Cette page a été préparée à l'avance, parce que, si tout se passe selon les prévisions, jeudi, nous avons un typhon. Oui, c'est la pleine saison (comme les pêches et les figues). Celui-là (c'est le n°9) faisait tranquillement route vers Taïwan quand il a décidé de changer de cap. Il arrive droit sur nous, à moins qu'il ne fasse encore volte-face avant d'atteindre les côtes japonaises. Pour l'instant, son rayon d'action prévu est encore très large, les prévisions doivent être affinées. S'il passe à 100 km à l'est ou à l'ouest de chez nous, nous nous en rendrons à peine compte.

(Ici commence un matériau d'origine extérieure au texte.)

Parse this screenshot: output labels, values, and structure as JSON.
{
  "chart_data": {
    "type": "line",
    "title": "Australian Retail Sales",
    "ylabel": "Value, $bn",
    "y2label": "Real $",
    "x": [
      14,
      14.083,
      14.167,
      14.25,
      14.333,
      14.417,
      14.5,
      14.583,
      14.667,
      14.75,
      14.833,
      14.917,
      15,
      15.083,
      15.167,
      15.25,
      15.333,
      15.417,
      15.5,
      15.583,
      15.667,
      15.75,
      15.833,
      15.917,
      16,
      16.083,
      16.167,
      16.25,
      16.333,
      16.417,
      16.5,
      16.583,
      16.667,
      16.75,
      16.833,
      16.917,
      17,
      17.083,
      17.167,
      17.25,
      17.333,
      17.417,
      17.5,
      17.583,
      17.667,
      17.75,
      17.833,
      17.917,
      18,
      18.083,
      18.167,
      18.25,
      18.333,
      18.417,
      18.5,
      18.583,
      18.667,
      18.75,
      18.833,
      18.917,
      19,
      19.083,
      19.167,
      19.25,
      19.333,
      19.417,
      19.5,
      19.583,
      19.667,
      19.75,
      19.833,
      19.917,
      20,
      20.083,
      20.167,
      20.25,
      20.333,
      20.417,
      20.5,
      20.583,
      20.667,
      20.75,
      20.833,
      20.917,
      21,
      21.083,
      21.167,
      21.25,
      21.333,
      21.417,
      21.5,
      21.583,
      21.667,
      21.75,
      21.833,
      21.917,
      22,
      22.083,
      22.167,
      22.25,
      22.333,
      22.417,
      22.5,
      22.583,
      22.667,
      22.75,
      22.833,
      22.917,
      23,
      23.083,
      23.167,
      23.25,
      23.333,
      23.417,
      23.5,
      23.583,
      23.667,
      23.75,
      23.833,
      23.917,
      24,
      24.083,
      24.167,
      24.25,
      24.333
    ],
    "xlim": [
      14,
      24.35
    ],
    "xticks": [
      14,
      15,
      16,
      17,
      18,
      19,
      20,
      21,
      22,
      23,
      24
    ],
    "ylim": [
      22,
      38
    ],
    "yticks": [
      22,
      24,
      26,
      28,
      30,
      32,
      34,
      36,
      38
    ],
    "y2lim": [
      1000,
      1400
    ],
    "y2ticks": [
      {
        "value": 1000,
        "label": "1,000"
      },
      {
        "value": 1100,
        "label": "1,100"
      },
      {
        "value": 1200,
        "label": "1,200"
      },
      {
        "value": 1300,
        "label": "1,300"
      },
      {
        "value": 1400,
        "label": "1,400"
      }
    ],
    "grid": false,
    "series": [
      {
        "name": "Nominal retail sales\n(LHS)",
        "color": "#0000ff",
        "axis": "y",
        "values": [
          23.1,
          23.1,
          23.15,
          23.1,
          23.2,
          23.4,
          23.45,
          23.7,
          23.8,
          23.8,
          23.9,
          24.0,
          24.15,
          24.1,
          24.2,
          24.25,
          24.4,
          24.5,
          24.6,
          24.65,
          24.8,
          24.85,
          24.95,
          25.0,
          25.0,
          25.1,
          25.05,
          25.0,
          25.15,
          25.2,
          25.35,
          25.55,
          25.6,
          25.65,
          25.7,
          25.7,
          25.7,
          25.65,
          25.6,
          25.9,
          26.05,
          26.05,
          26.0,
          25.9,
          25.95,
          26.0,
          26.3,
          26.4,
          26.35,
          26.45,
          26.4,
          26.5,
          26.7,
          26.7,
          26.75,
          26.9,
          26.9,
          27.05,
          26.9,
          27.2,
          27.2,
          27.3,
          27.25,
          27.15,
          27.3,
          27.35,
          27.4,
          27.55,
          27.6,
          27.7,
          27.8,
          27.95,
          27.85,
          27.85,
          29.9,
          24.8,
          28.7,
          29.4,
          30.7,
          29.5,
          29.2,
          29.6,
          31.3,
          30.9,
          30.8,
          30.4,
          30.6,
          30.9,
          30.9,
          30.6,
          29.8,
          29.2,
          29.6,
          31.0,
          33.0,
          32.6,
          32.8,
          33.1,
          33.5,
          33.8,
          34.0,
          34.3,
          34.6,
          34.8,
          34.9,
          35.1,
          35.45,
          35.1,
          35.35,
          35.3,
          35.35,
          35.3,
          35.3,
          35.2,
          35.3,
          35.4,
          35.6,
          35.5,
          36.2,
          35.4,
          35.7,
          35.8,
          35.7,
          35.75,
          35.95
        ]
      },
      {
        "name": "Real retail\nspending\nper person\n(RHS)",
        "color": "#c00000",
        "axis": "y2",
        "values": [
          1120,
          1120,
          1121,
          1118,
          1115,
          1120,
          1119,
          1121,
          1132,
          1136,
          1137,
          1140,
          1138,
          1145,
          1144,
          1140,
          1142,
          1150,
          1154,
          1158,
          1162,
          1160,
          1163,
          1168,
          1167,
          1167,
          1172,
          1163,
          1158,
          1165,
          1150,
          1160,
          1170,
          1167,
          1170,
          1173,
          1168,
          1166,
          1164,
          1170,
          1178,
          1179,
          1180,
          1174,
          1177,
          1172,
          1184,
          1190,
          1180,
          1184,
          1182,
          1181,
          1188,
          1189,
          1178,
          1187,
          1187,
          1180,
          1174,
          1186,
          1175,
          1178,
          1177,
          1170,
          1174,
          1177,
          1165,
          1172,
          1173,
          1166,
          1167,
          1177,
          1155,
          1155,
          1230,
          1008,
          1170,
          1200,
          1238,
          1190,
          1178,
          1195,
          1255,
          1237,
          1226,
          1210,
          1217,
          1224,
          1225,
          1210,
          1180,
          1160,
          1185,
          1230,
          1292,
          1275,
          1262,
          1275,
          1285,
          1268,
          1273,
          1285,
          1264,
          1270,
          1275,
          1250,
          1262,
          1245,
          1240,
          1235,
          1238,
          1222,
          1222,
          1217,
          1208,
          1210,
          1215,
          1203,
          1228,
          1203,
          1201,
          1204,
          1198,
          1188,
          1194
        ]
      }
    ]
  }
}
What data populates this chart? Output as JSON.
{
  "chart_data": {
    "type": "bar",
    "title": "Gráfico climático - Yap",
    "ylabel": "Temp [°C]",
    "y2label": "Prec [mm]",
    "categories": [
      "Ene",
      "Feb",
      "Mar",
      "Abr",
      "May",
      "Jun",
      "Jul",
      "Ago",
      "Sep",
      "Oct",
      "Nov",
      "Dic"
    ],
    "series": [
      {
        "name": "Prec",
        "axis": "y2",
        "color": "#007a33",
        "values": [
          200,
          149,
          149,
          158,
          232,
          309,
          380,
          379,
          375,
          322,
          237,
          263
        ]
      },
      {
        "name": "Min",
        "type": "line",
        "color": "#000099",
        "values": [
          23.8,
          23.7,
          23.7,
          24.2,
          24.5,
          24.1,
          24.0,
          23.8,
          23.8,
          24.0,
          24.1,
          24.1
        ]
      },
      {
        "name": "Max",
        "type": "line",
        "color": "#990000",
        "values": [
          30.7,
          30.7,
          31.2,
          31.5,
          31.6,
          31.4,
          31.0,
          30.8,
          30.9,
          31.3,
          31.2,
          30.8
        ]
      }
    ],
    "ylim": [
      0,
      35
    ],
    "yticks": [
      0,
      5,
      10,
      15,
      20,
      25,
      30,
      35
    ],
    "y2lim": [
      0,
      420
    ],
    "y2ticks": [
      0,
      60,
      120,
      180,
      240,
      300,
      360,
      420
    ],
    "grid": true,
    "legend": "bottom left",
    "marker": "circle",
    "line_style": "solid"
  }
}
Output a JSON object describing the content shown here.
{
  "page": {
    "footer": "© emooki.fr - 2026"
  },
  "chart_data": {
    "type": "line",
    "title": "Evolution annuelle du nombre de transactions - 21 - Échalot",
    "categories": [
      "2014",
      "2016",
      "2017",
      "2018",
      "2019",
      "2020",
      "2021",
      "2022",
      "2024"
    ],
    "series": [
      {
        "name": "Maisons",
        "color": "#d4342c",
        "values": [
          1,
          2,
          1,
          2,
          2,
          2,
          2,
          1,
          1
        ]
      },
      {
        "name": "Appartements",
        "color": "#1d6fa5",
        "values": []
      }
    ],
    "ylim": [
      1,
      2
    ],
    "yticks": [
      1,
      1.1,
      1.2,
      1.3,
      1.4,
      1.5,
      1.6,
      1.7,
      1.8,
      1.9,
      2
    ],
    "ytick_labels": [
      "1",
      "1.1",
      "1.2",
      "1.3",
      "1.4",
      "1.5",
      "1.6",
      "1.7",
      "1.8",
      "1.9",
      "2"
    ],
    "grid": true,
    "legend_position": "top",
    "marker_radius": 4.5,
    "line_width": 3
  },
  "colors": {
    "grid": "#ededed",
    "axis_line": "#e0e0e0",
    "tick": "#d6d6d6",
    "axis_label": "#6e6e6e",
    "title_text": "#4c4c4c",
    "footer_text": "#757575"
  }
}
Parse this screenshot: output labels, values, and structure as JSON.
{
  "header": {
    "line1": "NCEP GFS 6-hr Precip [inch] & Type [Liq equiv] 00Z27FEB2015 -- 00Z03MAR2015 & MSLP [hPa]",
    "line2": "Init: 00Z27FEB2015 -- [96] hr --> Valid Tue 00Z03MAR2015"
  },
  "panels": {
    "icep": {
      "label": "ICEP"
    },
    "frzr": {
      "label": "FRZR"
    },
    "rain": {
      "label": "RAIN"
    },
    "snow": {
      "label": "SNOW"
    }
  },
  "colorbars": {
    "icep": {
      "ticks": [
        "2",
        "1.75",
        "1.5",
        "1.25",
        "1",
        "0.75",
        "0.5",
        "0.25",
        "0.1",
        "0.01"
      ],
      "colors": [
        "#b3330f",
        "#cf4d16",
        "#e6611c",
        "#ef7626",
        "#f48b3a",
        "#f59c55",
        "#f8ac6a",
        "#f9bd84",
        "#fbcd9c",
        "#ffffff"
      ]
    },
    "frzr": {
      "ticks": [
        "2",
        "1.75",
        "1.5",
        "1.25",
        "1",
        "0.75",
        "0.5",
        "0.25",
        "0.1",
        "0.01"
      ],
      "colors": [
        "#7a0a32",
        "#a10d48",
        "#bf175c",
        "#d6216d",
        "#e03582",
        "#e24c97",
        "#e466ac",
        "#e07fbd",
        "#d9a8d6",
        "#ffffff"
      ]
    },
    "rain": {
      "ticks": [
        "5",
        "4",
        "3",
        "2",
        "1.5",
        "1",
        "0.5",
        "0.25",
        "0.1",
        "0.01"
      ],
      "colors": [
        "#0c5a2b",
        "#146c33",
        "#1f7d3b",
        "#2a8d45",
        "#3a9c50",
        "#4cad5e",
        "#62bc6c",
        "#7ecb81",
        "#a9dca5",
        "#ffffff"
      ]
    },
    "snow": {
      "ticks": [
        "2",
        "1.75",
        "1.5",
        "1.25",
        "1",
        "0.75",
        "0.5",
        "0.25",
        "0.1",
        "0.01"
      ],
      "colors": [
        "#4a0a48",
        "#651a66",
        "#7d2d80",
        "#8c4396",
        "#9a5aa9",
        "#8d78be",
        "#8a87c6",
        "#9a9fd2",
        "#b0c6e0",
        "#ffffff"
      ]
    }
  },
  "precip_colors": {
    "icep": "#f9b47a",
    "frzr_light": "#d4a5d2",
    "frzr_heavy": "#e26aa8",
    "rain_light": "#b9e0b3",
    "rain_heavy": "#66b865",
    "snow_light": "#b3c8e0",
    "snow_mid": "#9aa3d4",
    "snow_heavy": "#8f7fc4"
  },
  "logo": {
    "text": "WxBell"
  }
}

Enfin aujourd'hui, une nouvelle page pour mon ABC Japon. J'arrive en fin d'alphabet et je ne vous cache pas que certaines lettres me posent de gros problèmes... Pas le W, en tous cas, parce qu'il y a beaucoup de mots japonais qui commencent par cette lettre, et notamment par "wa", qui peut signifier entre autres "harmonie". Etant donné que les Japonais se considérent un peu comme ayant le monopole de l'harmonie, le préfixe "wa" représente souvent ce qui est japonais par rapport à ce qui ne l'est pas, qui est "yoo" (occidental). Ca me paraît un peu prétentieux, genre chez les autres c'est la pagaille, mais c'est comme ça. Ainsi, dans un hôtel, on vous demandera si vous voulez le petit-déjeuner washoku (nourriture japonaise) ou yooshoku (occidental). Si vous ne pouvez pas vous passer de café, prenez le deuxième.

Pour la pâtisserie, c'est pareil, le terme général est (o)kashi, mais la pâtisserie japonaise traditionnelle, c'est wagashi. Le wagashi, c'est comme beaucoup de choses au Japon, en ce qui me concerne, c'est comme le thé d'orge glacé, les soba froides ou le tofu. D'abord, on se dit que ce n'est pas terrible et qu'on n'en mangera jamais, et puis un beau jour on se retrouve à avoir envie d'un plat de soba froides ou à courir les salons de thé pour déguster un wagashi avec un thé vert, voire un macha battu.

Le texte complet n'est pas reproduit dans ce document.